Ukraine is entering a new phase of military diplomacy. After years of war with Russia, Kyiv now possesses something even the wealthy states of the Persian Gulf urgently need: practical experience in countering mass drone attacks. That experience is no longer only a matter of national survival. It is becoming a political asset.
President Volodymyr Zelensky has detailed agreements with Saudi Arabia, Qatar and the United Arab Emirates on cooperation in intercepting attack drones. For the Gulf states, the deals are a response to the growing threat from Iranian drones and missiles. For Ukraine, they are an opportunity to position itself not as a supplier of theory, but as a source of battlefield-tested solutions.
The substance of the agreements goes beyond the sale of individual systems. Ukraine is offering hardware, software updates, team training, integration of different military platforms into unified defense systems and joint production lines. This is not a simple export model. It is the transfer of Ukraine’s wartime school of adaptation into new security environments.
According to Daycom’s earlier analysis, this transformation is one of the most important consequences of the full-scale war. Ukraine, once critically dependent on Western military supplies, is gradually becoming a producer of unique tactical expertise. Its value lies not only in drones themselves, but in the ability to adapt technology quickly to real battlefield conditions.
For Gulf states, that matters enormously. They have access to expensive American-made systems, but recent conflicts have exposed the poor economics of using missiles worth millions of dollars to destroy comparatively cheap attack drones. Ukraine’s approach changes that equation. If an interceptor drone costs a fraction of a high-end missile, defense becomes not only militarily effective, but financially sustainable.
That makes the economics of interception central. Modern war is increasingly shaped not only by the quality of weapons, but by the ratio between the cost of attack and the cost of defense. If an adversary launches a cheap Shahed drone and the defender spends a vastly more expensive missile to stop it, the long-term advantage begins to shift toward the attacker. Ukraine has learned how to disrupt that logic with cheaper, more flexible and more scalable methods of defense.
This opens a new role for Kyiv in the international security market. Ukraine is no longer only asking for air-defense systems, missiles and financial aid. It is approaching partners with a product, experience and the ability to solve a problem that the West and the Middle East are only beginning to grasp at full scale. That is a serious diplomatic shift.

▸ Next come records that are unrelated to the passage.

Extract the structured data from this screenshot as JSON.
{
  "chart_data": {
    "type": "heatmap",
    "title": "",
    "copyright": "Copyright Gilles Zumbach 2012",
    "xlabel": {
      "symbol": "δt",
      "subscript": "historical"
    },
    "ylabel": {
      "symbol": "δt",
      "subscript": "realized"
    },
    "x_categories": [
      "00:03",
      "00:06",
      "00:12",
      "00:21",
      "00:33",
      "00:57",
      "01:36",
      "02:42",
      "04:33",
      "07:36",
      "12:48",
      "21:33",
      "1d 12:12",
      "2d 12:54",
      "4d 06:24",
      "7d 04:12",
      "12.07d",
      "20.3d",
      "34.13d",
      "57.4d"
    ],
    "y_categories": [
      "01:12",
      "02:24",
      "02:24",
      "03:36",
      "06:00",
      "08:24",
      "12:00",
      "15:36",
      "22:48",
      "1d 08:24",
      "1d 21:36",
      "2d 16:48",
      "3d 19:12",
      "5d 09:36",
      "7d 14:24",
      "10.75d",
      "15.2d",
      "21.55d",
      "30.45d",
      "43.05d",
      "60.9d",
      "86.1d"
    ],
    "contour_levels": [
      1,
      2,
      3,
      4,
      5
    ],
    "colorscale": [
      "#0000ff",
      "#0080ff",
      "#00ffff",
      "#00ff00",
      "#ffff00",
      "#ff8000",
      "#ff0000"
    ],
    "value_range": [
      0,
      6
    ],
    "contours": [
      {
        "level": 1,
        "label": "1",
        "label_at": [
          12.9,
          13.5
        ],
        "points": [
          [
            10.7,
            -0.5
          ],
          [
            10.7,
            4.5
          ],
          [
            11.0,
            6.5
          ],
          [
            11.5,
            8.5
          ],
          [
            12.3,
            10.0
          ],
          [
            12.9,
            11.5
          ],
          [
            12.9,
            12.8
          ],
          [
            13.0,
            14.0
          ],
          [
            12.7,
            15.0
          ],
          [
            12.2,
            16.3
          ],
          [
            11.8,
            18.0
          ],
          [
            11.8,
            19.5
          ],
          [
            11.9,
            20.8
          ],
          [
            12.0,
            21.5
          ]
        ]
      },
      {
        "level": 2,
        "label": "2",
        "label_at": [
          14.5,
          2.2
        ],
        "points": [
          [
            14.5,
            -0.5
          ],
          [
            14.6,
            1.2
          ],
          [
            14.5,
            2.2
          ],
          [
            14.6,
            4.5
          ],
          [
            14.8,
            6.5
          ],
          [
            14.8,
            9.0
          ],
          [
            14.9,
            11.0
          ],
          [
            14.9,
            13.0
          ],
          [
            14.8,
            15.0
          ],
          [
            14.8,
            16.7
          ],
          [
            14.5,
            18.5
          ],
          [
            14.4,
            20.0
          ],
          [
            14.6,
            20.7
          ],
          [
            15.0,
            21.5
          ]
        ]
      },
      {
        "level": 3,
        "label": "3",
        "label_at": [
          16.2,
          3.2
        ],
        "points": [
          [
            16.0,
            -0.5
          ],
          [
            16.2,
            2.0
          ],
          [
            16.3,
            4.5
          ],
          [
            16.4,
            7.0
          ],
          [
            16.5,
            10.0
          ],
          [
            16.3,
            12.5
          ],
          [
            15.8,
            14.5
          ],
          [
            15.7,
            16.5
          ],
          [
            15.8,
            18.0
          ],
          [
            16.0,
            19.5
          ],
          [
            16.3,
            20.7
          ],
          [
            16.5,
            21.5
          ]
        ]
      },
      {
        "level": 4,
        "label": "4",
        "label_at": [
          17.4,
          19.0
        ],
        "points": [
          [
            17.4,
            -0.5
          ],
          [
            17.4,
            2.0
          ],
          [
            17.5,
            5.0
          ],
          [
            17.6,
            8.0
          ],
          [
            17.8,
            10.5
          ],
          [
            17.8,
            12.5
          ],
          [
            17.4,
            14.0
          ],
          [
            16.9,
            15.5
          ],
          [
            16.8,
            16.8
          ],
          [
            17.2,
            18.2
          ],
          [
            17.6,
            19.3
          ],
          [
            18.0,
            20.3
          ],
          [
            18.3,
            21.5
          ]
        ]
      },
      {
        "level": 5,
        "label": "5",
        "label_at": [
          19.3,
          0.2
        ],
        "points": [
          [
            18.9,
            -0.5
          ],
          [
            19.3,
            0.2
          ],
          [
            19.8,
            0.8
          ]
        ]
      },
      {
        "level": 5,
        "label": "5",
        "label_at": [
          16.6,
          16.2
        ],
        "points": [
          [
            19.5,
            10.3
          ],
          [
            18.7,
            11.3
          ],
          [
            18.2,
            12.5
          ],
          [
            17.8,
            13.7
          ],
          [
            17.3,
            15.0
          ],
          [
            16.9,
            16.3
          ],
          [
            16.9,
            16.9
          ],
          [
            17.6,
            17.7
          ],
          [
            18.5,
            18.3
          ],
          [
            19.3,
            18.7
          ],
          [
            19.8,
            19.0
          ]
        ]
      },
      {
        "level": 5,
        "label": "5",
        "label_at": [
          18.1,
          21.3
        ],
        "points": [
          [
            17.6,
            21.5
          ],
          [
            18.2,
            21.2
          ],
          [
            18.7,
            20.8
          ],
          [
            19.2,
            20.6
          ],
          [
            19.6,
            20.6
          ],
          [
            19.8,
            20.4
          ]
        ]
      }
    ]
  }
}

The agreements also carry wider political meaning. Kyiv is seeking to trade defense expertise for diplomatic backing, energy deals and access to advanced air-defense systems. This is a pragmatic strategy from a country that understands that in a long war, it is not enough merely to receive help. It must also create mutual dependence with partners.
The timing is especially important. Ukraine is advancing this cooperation just as the war in the Middle East is pulling Washington’s attention away from the Ukrainian-Russian track. Kyiv wants the Trump administration to re-engage in peace efforts over Ukraine. At the same time, it is showing that Ukraine can be useful to America’s Gulf allies right now, in a crisis that directly affects the Persian Gulf.
That sends a strong signal to Washington. Ukrainian expertise is no longer confined to the European battlefield. It is becoming part of a broader architecture for countering drone threats used by Russia, Iran and their partners. If Ukrainian solutions can work against Shahed drones at home, they may also protect energy infrastructure, ports and cities across the Gulf.
For Ukraine itself, the strategy could strengthen its defense industry. Joint production lines with wealthy regional partners may bring not only funding, but scale, access to new markets, engineering partnerships and political presence in a region where Kyiv previously had limited influence. Over time, this could become part of Ukraine’s postwar economic model.
The success of this strategy will depend on balance. Ukraine must export expertise without weakening its own defenses. It must build relationships with Gulf states without losing the trust of key Western partners. And it must turn battlefield improvisation into a stable industry capable of operating not only under front-line pressure, but within the logic of long-term contracts.
The agreements with Saudi Arabia, Qatar and the United Arab Emirates therefore mark an important shift: Ukraine is beginning to capitalize on its wartime knowledge. Not cynically, but as a country that has paid an extraordinary price for that expertise and can now turn it into a security tool for others. In a world where cheap drones are changing the balance of power, Ukraine’s knowledge of how to stop them is no longer a secondary asset. It is becoming part of a new defense diplomacy.